Tuesday, July 11, 2006

Art and Exploitation

We're preparing to leave on a big ole jet airliner for Arizona later today.

I am hope finishing up some packing--of clothes, snacks, iPod, coloring books. Lynda is wrapping up some loose ends at work and probably should be home soon.

But . . . before we depart, I wanted to pass along some thoughts on an article I just read over on Slate.com.

The story, as you can see, is about a photographic artist that is presenting some pictures of young children in the midst of a tantrum. The artist justifies this with some reflections on how these images made her think about the horrible things that our government is doing and how it will put our kids in a world of hurt ("Their pain is a precursor of what is to come.")

I agree with the author's assertion that this "artistic" assertion is a whole lot of yada, yada, yada. It seems a bit too overblown.

But the controversy is about how these photos were taken. Apparently, in order to achieve the tantrum, the photographer teased, denied, mistreated? the kids to achieve the blow up. That, predictably, has others crying CHILD ABUSE and more overstatements.

First . . . does this rise to the level of child abuse? I don't think so. Is it a crass and contemptible way to achieve photos that have a pretty tenuous basis for artistic credibility? Seems that way. But everyone seems so ready to jump to the worst conclusions about the photographer.

Second . . . what also bothers me is the notion in the second half of the article that seems to indicate that any methods is acceptable if great art is the result. The specific quotes here are: "As Faulkner once said, 'If a writer has to rob his mother, he will not hesitate; the 'Ode on a Grecian Urn' is worth any number of old ladies.' . . . [B]ad art neither deserves nor receives the kind of moral pass that Faulkner was endorsing. An asshole who makes great art is an asshole who makes great art; but an asshole who makes lousy art is just an asshole."

So, you can condemn the artist, but you have to acknowledge the art, even if it was achieved through disturbing means? Where does the art separate from the artist? How much time has to pass? Is this like baseball player Ty Cobb, whom everyone acknowledges was a world-class jerk and racist, but just happened to be a great baseball player too?

Thirdly . . . am I exploiting people by blogging about them and displaying their photographic image without their consent?

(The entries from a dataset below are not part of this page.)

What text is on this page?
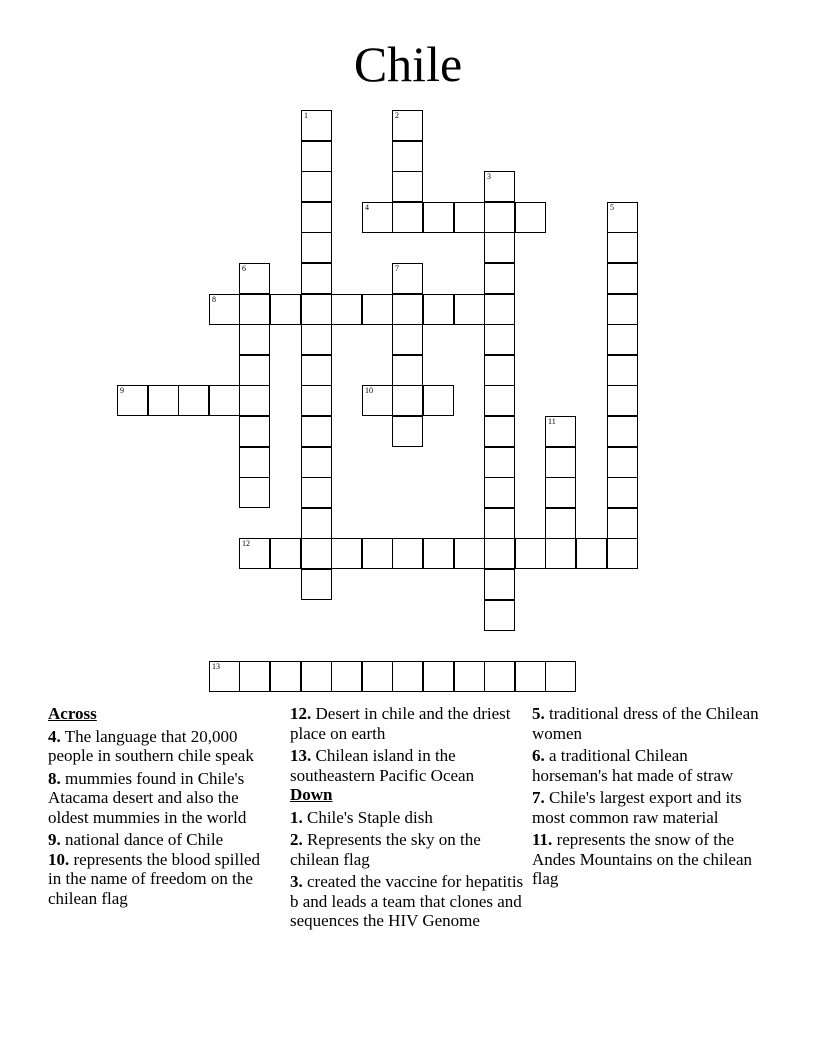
Chile
1	2
3
4	5
6	7
8
9	10
11
12
13
Across
4. The language that 20,000 people in southern chile speak
8. mummies found in Chile's Atacama desert and also the oldest mummies in the world
9. national dance of Chile
10. represents the blood spilled in the name of freedom on the chilean flag
12. Desert in chile and the driest place on earth
13. Chilean island in the southeastern Pacific Ocean
Down
1. Chile's Staple dish
2. Represents the sky on the chilean flag
3. created the vaccine for hepatitis b and leads a team that clones and sequences the HIV Genome
5. traditional dress of the Chilean women
6. a traditional Chilean horseman's hat made of straw
7. Chile's largest export and its most common raw material
11. represents the snow of the Andes Mountains on the chilean flag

Discuss amongst yourselves . . .

1 comment:

Sven Golly said...

I like a good ethical dilemma as much as the next person, so at the risk of overreacting to someone's overreaction to someone else's trangression... Any artist takes a risk of doing harm to someone's sensibilities when they put pen to paper, brush to canvas, foot on stage, or "shoots" her crying kids. It's also a common romantic myth that the artiste (and his friends) must suffer for his Art. To make your private experience public in whatever medium can be as raw or as tame as the artist chooses. Yet it can be done tastefully (Faulkner?) or tastelessly (Jill Greenberg, the LA photographer in question), and then others can either let it go as poorly done, or they can aid and abet the transgressor's bid for exposure by drawing attention to her BOLD, SHOCKING work. It's also bogus to excuse exploitation for Great Art while condemning it for bad, middling, or merely good art. For every Ty Cobb there's a hundred mean sumbitches with less talent who are no more and no less guilty of personal shortcomings. I'll stop now.